Some other key announcements prior to the Analyst Day event reinforced the technology stack of enterprise imaging and workflow solutions. Philips had previously announced the acquisition of Direct Radiology and Carestream’s Healthcare Information Systems business unit. While Direct Radiology adds value in the teleradiology solution set, the Carestream deal is expected to provide significant mileage to Philips in terms of market expansion and access to high-quality configurable and interoperable cloud-based enterprise imaging solution sets that comprise of state-of-the-art vendor-neutral archives, viewers, reporting and workflow orchestrators. One of the themes constantly reverberating across the sessions was the transition towards vendor-neutral and open-source solutions to extract maximal value from the captured clinical data.
In its quest for a continuing leadership position in image-guided precision therapy, Philips has upped the ante by proposing to combine augmented reality (Hololens II) with image-guided procedures. With the proposition changing to patient centricity across the imaging industry, Philips has introduced a highly impressive Azurion platform with demonstrated radiation dose reduction benefits and a host of other efficiency and productivity tools that include compatibility with other third-party interventional tools.
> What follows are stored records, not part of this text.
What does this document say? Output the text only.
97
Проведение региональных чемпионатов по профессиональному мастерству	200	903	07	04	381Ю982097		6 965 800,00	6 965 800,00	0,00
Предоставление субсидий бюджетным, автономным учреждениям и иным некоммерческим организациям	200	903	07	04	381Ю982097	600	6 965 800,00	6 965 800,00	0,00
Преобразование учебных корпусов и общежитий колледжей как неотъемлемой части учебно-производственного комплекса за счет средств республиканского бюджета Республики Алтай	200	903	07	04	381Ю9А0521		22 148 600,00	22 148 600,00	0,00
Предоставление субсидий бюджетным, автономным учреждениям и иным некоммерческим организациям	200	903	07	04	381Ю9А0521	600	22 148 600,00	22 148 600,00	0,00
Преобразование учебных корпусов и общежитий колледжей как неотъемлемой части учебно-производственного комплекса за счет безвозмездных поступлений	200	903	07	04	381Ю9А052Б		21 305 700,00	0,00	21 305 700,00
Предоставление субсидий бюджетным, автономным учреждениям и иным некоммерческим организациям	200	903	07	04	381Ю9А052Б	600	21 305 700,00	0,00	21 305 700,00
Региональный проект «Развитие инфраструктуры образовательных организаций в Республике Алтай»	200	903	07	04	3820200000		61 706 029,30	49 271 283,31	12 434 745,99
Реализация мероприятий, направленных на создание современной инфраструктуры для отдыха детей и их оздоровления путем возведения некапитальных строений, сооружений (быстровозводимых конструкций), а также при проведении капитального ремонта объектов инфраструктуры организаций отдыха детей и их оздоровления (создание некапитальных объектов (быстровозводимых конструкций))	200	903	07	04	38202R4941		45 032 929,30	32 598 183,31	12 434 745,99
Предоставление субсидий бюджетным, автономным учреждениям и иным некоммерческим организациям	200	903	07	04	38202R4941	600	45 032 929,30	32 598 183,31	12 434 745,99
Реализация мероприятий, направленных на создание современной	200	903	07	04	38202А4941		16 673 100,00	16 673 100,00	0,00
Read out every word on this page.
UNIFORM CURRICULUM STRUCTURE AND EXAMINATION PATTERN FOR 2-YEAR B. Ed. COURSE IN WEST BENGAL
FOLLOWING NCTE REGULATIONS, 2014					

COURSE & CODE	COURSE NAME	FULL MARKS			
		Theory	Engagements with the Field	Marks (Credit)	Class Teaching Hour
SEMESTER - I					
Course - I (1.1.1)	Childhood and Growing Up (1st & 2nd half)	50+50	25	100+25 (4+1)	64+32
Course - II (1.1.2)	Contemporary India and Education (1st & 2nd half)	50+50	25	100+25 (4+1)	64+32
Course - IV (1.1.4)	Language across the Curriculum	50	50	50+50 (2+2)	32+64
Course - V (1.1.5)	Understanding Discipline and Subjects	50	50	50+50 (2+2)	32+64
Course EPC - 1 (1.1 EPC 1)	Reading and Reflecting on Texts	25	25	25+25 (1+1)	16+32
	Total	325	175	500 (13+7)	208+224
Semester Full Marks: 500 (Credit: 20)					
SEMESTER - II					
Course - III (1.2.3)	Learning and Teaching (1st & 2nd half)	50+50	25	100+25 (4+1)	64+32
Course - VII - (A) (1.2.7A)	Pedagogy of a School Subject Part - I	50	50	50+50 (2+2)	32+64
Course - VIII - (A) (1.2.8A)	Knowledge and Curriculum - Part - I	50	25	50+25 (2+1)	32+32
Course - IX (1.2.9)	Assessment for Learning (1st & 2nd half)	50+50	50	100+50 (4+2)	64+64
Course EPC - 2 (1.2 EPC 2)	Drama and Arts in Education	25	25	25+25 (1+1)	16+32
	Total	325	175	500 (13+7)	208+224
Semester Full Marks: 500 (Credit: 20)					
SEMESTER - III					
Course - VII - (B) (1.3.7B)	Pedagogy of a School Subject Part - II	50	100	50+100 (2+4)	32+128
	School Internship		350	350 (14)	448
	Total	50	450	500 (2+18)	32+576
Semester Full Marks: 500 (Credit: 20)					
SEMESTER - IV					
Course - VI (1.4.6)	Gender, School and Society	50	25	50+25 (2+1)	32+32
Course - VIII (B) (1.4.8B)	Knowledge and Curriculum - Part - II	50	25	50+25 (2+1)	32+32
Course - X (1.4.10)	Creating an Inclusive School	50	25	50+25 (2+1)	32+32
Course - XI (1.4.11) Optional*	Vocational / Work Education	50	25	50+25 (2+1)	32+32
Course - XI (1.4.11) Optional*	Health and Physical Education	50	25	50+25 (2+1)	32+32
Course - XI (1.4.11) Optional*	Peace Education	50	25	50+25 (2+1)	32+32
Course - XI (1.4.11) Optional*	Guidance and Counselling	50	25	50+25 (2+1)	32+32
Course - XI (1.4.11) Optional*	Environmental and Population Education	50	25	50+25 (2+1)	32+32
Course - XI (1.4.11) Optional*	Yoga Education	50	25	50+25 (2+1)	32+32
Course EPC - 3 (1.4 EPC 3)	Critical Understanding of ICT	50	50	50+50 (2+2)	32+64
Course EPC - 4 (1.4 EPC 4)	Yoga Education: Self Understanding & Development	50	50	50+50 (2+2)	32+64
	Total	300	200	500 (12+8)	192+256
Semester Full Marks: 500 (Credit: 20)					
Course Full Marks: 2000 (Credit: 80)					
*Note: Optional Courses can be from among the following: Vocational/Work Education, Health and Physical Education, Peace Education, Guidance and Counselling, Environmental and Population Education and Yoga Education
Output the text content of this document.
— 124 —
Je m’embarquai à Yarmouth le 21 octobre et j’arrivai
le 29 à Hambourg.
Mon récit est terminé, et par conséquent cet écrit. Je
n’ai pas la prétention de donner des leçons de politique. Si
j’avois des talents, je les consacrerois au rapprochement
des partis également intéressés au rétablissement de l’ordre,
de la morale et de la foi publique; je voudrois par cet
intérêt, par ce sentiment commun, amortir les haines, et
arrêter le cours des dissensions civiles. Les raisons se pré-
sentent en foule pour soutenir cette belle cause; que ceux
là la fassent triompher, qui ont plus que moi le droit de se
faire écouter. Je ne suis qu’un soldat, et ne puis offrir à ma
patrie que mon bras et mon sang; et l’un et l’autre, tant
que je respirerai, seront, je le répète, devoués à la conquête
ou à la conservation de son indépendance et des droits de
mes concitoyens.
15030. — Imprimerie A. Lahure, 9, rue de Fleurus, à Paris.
Philips has embarked on a remarkable vision to transform the way healthcare is delivered across the globe. In its quest to address the ever-growing needs of the provider community to improve the outcomes of care delivery across the different care paradigms, ranging from hospitals, physician offices and the home, Philips has taken a unique path of boldly deviating from product-based propositions to solutions and services enabled by the innovations in digital technologies and artificial intelligence. It envisages leveraging clinical and non-clinical data to make the transition to precision diagnosis and treatment enabled by the ecosystem of data created by all business segments. In line with the recent trends in the industry, Philips is taking the lead in transitioning from transactional relationships with the clients to one which is long-term, consultative and solution-based in nature. Philips is betting big on adaptive intelligence considering the immense value it will bring to its solution capability, which will ultimately help its clients in reaching better clinical, operational and financial outcomes. Taking the lead amongst the large MedTech entities, Philips has opened up the solution co-creation ecosystem by engaging with other stakeholders. Going forward, Philips will be guided by the Quadruple Aim in bringing to market value-based solutions that leverage innovative technologies that will help in its effort to become the preferred partner for organizations involved in healthcare delivery.